Pour toutes lesqueles choses dessus dictes faire, enteriner et [fol. 312] loyaument acomplir, et mettre a execucion de point en point, le dit testateur fist et ordena ses executeurs et feaulx commissaires, la dicte Jehanne, sa femme, maistre Guillaume de Villers, maistres Pierre Jehan, Jouachin de Geré, Symonet de la Mare, et Jehan Fouqueré, a chascun desquelx executeurs, qui se vouldra chargier de l'execucion de cestui present testament, pour vacquer et entendre diligemment a icelle, il laissa pour sa peine vint cinq frans; ausquelx executeurs tous ensemble, ou les trois d'iceulx pour le tout, pourveu toutes voies que la dicte Jehanne, sa femme, soit la premiere, il donna et octroya plain povoir, auctorité et mandement especial d'acomplir et mettre a execucion deue toutes et chascunes les choses dessus dictes et en ce present testament contenues. Es mains desquels executeurs ycellui testateur mist tous ses biens meubles et immeubles, droiz, creances et debtes, presens et a venir, et s'en dessaisi et se devesti d'iceulx tpour enteriner et acomplir cestui present testament, et les soubzmist pour ce du tout a la jurisdicion, cohercion et contrainte de toutes justices et jurisdicions, tant d'eglise comme de siecle, soubz qui ilz seront et pourront estre trouvez.

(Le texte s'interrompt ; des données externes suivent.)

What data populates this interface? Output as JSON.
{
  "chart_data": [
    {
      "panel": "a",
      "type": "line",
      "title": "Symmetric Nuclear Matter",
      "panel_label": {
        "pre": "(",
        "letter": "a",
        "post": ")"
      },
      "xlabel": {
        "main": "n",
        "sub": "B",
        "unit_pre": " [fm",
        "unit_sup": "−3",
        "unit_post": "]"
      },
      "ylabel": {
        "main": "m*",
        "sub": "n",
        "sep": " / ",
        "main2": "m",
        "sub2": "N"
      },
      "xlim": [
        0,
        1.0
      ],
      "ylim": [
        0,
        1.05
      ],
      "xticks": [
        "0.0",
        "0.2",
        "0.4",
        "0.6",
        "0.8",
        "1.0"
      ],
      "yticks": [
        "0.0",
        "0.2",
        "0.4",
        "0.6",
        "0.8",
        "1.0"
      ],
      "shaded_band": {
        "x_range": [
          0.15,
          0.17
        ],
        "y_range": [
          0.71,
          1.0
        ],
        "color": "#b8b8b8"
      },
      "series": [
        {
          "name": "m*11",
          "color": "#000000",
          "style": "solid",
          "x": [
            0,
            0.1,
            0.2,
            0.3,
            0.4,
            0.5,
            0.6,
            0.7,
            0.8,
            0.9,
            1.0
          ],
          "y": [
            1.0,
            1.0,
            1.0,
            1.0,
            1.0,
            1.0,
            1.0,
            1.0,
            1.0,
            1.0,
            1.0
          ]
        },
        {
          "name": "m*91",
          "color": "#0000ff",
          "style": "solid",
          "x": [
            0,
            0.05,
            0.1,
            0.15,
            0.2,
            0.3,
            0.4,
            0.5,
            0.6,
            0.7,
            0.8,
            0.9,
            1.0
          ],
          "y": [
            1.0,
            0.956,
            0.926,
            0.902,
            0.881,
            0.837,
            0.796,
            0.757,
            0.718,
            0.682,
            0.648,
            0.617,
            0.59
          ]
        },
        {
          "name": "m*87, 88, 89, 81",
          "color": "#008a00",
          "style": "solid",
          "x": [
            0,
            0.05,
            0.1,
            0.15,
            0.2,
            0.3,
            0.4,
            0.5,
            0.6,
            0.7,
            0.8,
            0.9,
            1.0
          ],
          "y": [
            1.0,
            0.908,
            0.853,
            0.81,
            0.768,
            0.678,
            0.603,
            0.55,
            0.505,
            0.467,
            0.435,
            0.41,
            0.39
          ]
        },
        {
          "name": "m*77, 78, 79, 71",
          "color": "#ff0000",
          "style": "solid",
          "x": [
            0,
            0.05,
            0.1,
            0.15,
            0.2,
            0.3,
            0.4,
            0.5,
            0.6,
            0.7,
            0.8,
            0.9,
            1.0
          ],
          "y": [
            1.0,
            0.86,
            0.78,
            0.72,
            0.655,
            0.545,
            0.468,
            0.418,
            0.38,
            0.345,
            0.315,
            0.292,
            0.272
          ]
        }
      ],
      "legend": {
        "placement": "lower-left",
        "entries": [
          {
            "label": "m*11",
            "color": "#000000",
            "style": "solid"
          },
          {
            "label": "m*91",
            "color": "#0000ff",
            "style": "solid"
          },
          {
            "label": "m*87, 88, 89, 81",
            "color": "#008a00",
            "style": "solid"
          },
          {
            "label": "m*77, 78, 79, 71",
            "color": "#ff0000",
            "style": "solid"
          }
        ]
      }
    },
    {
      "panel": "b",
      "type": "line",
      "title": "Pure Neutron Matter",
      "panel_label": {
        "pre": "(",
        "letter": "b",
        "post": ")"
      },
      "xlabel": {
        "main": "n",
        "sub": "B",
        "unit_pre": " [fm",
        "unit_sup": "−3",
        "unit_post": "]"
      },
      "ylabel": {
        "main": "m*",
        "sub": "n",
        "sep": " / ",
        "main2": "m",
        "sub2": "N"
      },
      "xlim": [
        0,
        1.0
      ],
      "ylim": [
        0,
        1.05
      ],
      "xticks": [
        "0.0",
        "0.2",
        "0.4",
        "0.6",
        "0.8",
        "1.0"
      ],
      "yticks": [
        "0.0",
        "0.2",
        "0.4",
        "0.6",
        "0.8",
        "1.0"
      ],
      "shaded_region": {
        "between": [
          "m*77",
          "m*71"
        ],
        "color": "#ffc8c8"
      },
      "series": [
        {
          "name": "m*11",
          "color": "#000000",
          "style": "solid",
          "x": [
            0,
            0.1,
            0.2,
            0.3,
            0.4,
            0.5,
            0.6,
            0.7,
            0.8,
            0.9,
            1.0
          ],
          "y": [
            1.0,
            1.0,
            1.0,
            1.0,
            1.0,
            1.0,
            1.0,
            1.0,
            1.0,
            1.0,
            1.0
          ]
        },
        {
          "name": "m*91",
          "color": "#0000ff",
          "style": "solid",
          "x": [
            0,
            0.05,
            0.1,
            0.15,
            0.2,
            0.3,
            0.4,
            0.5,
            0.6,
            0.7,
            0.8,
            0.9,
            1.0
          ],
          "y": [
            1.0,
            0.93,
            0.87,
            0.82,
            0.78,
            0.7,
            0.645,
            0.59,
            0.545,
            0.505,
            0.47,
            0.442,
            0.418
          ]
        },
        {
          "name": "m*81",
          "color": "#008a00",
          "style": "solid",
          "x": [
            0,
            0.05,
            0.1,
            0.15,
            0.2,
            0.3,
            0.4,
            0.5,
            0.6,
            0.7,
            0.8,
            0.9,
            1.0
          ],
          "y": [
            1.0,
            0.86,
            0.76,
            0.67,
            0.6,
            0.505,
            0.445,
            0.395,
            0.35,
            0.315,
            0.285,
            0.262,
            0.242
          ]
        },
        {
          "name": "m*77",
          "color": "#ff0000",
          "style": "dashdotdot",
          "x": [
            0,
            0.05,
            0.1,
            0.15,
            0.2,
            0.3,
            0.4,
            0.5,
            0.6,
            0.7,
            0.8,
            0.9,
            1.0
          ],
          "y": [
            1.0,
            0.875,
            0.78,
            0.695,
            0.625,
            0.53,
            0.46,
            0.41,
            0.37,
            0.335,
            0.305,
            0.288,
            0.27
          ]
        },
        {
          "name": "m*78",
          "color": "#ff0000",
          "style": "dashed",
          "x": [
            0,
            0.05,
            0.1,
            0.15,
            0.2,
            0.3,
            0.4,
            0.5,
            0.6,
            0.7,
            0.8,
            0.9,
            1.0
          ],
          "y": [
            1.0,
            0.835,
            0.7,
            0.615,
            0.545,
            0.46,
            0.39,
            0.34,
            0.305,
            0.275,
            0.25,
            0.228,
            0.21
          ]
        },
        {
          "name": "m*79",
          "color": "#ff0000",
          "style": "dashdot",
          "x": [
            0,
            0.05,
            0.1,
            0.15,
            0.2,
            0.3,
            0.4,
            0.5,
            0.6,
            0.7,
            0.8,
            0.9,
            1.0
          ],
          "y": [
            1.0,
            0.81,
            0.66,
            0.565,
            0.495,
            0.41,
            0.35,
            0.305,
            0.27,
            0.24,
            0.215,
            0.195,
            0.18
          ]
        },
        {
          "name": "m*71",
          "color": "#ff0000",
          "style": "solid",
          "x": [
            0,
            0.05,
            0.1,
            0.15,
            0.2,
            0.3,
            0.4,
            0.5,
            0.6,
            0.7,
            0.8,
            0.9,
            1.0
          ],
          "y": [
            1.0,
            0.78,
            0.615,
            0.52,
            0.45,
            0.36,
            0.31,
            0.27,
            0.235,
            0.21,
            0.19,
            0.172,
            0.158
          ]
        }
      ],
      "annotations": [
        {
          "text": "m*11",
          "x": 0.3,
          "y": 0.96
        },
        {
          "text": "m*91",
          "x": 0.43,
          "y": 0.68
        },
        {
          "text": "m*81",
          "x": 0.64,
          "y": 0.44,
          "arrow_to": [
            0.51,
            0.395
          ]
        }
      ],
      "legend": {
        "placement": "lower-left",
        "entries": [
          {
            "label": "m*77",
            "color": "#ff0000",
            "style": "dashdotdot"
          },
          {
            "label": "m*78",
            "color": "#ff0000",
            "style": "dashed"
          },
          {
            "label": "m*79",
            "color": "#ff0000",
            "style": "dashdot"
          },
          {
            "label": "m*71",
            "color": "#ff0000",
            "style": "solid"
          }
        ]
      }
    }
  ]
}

Et ceste presente ordenance testamentaire dist et afferma ycellui testateur estre sa derreniere voulenté, laquele il voult et manda tenir et valoir, et force et vertu avoir par droit de testament, ou par le droit des codicilles, et par le droit de chascune autre maniere de derreniere voulenté, et autrement par tous droiz et par toutes les voyes et manieres par les quelz et queles il pourra et devra mieulx tenir, valoir, et force et vertu avoir, tant de droit comme de coustume; et revoca, cassa et adnulla le dit testateur tous autres testamens, et codicilles, et ordenances de derreniere voulenté par lui faiz et passez par avant la date de ces presentes, en requerant nos lettres patentes sur ce lui estre faictes et ordenees.
Ces choses furent faictes, dictes et ordenees par le dit testateur en son hostel, seant en la grant rue Saint Denis a Paris, au coing de la rue Trousse Vache, presens a ce maistre Anceau du Jardin, prestre, Laurencette la Viennote, hahitans de Paris, et pluseurs autres, a ce [fol. 313] requis et priez, si comme nostre dit chapelain les nous a rapportees. A la relacion duquel et en tesmoing des choses dessus dictes, nous avons mis a ces presentes le seel de nostre dicte eglise, le xviie jour de septembre, l'an de grace mil cccc et douze.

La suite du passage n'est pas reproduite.